Stack Overflow is a great resource. I’ll admit that a good chunk of questions I google point me to Stack Overflow answers, all of which give me the exact information I need – thanks to the voting system that allows opinions to be croudsourced. Compared to reading blog articles (which, for all you know might be outdated, opinionated, or outright incorrect), or forum arguments, the Stack Overflow community helps you make decisions instantly without having to read through a thesis of information and form your own opinions on topics you don’t necessarily understand. But it’s days as a useful resource are limited.
Rewind 2 years and many of the questions were structured, challenging, and promoted good discussion & thoughtful answers. Today, this is not the case. As an active answerer, I’ve come to realise that 95% of questions are useless. More often than not I don’t actually know answers off the top of my head. No, instead I Google it, find the answer, and post a response. And if I can do that, so can anyone. I came to the realisation that Stack Overflow isn’t required for the majority of questions that people ask, it’s just a tool that people are using to get other people to do their basic research for them. And I bought into it.
It seems that the more basic the question is, the more people answer it. Simple questions involving if statements and loops and “I have x and I want it to do y” gather tens of answers in minutes. Worse, these answers are just snippets of code which solve the problem, with no explanation as to how or why. This means the person who asked the question learns nothing, they just blindly copy and paste solutions to their problems, which fuels the fire for more un-educational questions & answers.
Take it one step further and look at the last 100 questions asked, specifically the user reputations. A large portion of these are from brand new users (1 point). Another large portion is from repeat askers (under 500 points). And the final part, if you’re lucky, would be to find a question by an active answerer. But you probably won’t find one. Questions are asked by people who don’t contribute to the community answer-wise, and answers are provided by users who don’t contribute to the community question-wise. Rather than a resource where the value is mutual in the exchange of knowledge (from both questions & answers), it’s now a resource where the primary value to questioners is quick & dirty answers, and the primary value to answers is reputation. Looking into the future, there is no long term value in either of these. Stack Overflow is becoming like freelancer.com, except instead of getting paid, people are working for free.
There was a theory I once read that said while tools, trends, & technologies change frequently, the underlying concepts don’t change as often. As a result, most of the important questions people have in the programming community have already been asked. So, simply put, there aren’t as many important questions to ask that haven’t already been answered. This makes sense, because as a developer solving complex issues, I rarely find myself stuck – 99% of the time I’m able to find an answer/solution to any problem I’m having. It’s all been discussed before, no one’s really doing anything new. So nowadays people are turning to Stack Overflow to use the community as a cog-wheel doing/bug fixing machine rather than a resource for knowledge.

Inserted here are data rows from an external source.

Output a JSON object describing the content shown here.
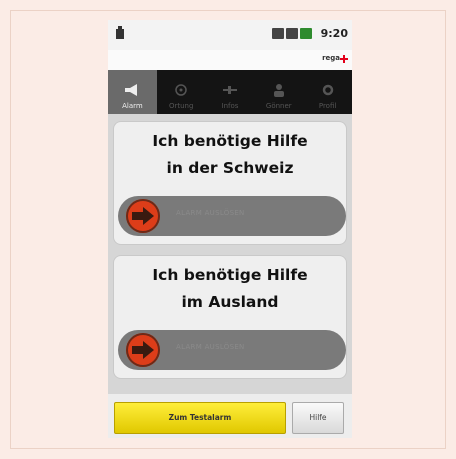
{
  "status_bar": {
    "time": "9:20"
  },
  "brand": {
    "name": "rega"
  },
  "tabs": [
    {
      "label": "Alarm",
      "icon": "megaphone-icon",
      "active": true
    },
    {
      "label": "Ortung",
      "icon": "location-icon",
      "active": false
    },
    {
      "label": "Infos",
      "icon": "plane-icon",
      "active": false
    },
    {
      "label": "Gönner",
      "icon": "person-icon",
      "active": false
    },
    {
      "label": "Profil",
      "icon": "settings-icon",
      "active": false
    }
  ],
  "cards": [
    {
      "title_line1": "Ich benötige Hilfe",
      "title_line2": "in der Schweiz",
      "slider_label": "Alarm auslösen"
    },
    {
      "title_line1": "Ich benötige Hilfe",
      "title_line2": "im Ausland",
      "slider_label": "Alarm auslösen"
    }
  ],
  "buttons": {
    "test_alarm": "Zum Testalarm",
    "help": "Hilfe"
  },
  "colors": {
    "knob": "#dd3d19",
    "test_button": "#ffe21a",
    "brand_red": "#e3001b"
  }
}
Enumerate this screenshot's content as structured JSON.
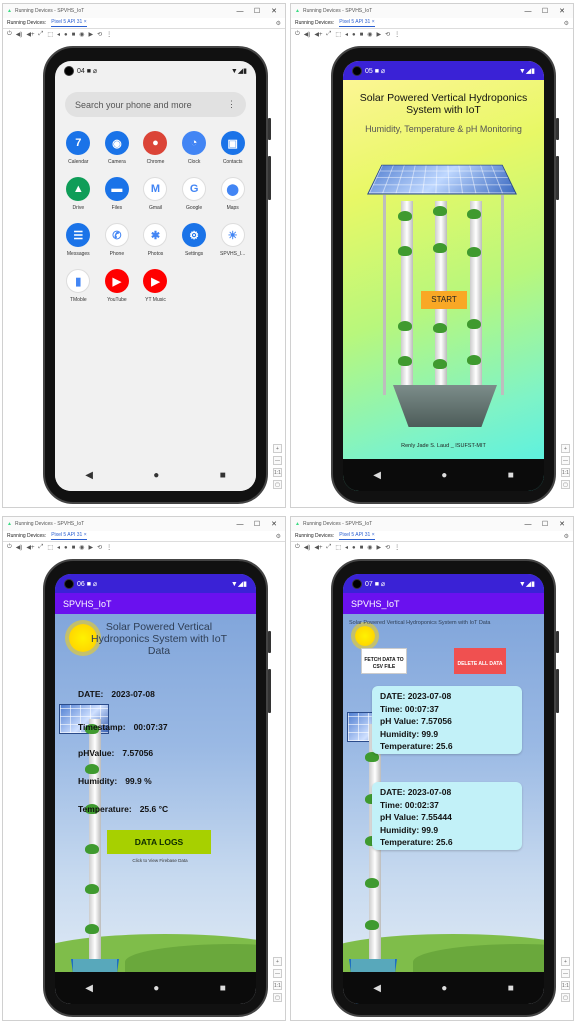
{
  "window": {
    "title": "Running Devices - SPVHS_IoT",
    "devices_label": "Running Devices:",
    "device_tab": "Pixel 5 API 31",
    "close_tab": "×",
    "min": "—",
    "max": "☐",
    "close": "✕"
  },
  "toolbar_glyphs": [
    "⏻",
    "◀)",
    "◀+",
    "⤢",
    "⬚",
    "◂",
    "●",
    "■",
    "◉",
    "▶",
    "⟲",
    "⋮"
  ],
  "side_glyphs": [
    "+",
    "—",
    "1:1",
    "▢"
  ],
  "home": {
    "status_time": "04",
    "status_icons_left": "■ ⌀",
    "status_icons_right": "▼◢▮",
    "search_placeholder": "Search your phone and more",
    "search_menu": "⋮",
    "apps": [
      {
        "label": "Calendar",
        "icon": "calendar-icon",
        "color": "#1a73e8",
        "glyph": "7"
      },
      {
        "label": "Camera",
        "icon": "camera-icon",
        "color": "#1a73e8",
        "glyph": "◉"
      },
      {
        "label": "Chrome",
        "icon": "chrome-icon",
        "color": "#db4437",
        "glyph": "●"
      },
      {
        "label": "Clock",
        "icon": "clock-icon",
        "color": "#4285f4",
        "glyph": "◔"
      },
      {
        "label": "Contacts",
        "icon": "contacts-icon",
        "color": "#1a73e8",
        "glyph": "▣"
      },
      {
        "label": "Drive",
        "icon": "drive-icon",
        "color": "#0f9d58",
        "glyph": "▲"
      },
      {
        "label": "Files",
        "icon": "files-icon",
        "color": "#1a73e8",
        "glyph": "▬"
      },
      {
        "label": "Gmail",
        "icon": "gmail-icon",
        "color": "#ffffff",
        "glyph": "M"
      },
      {
        "label": "Google",
        "icon": "google-icon",
        "color": "#ffffff",
        "glyph": "G"
      },
      {
        "label": "Maps",
        "icon": "maps-icon",
        "color": "#ffffff",
        "glyph": "⬤"
      },
      {
        "label": "Messages",
        "icon": "messages-icon",
        "color": "#1a73e8",
        "glyph": "☰"
      },
      {
        "label": "Phone",
        "icon": "phone-icon",
        "color": "#ffffff",
        "glyph": "✆"
      },
      {
        "label": "Photos",
        "icon": "photos-icon",
        "color": "#ffffff",
        "glyph": "✱"
      },
      {
        "label": "Settings",
        "icon": "settings-icon",
        "color": "#1a73e8",
        "glyph": "⚙"
      },
      {
        "label": "SPVHS_I...",
        "icon": "spvhs-app-icon",
        "color": "#ffffff",
        "glyph": "☀"
      },
      {
        "label": "TMoble",
        "icon": "tmobile-icon",
        "color": "#ffffff",
        "glyph": "▮"
      },
      {
        "label": "YouTube",
        "icon": "youtube-icon",
        "color": "#ff0000",
        "glyph": "▶"
      },
      {
        "label": "YT Music",
        "icon": "yt-music-icon",
        "color": "#ff0000",
        "glyph": "▶"
      }
    ]
  },
  "nav": {
    "back": "◀",
    "home": "●",
    "recents": "■"
  },
  "splash": {
    "status_time": "05",
    "status_icons_left": "■ ⌀",
    "status_icons_right": "▼◢▮",
    "title": "Solar Powered Vertical Hydroponics System with IoT",
    "subtitle": "Humidity, Temperature & pH Monitoring",
    "start_label": "START",
    "author": "Renly Jade S. Laud _ ISUFST-MIT"
  },
  "reading": {
    "status_time": "06",
    "status_icons_left": "■ ⌀",
    "status_icons_right": "▼◢▮",
    "app_title": "SPVHS_IoT",
    "title": "Solar Powered Vertical Hydroponics System with IoT Data",
    "date_label": "DATE:",
    "date_value": "2023-07-08",
    "timestamp_label": "Timestamp:",
    "timestamp_value": "00:07:37",
    "ph_label": "pHValue:",
    "ph_value": "7.57056",
    "humidity_label": "Humidity:",
    "humidity_value": "99.9 %",
    "temperature_label": "Temperature:",
    "temperature_value": "25.6 °C",
    "logs_button": "DATA LOGS",
    "logs_note": "Click to View Firebase Data"
  },
  "logs": {
    "status_time": "07",
    "status_icons_left": "■ ⌀",
    "status_icons_right": "▼◢▮",
    "app_title": "SPVHS_IoT",
    "title": "Solar Powered Vertical Hydroponics System with IoT Data",
    "fetch_button": "FETCH DATA TO CSV FILE",
    "delete_button": "DELETE ALL DATA",
    "records": [
      {
        "date": "DATE: 2023-07-08",
        "time": "Time: 00:07:37",
        "ph": "pH Value: 7.57056",
        "humidity": "Humidity: 99.9",
        "temperature": "Temperature: 25.6"
      },
      {
        "date": "DATE: 2023-07-08",
        "time": "Time: 00:02:37",
        "ph": "pH Value: 7.55444",
        "humidity": "Humidity: 99.9",
        "temperature": "Temperature: 25.6"
      }
    ]
  }
}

What do I expect Stack Overflow to do? No idea. It’s not their fault, but people are taking advantage of the system. I find it sad that some people are too lazy to use Google and a bit of ingenuity, and other people continuously spoon feed them with plug-and-play answers. I don’t know how Stack Overflow can solve that problem. But one thing I do know is that I’m going to stop being a spoon feeder and wasting my time answering the same questions over & over again.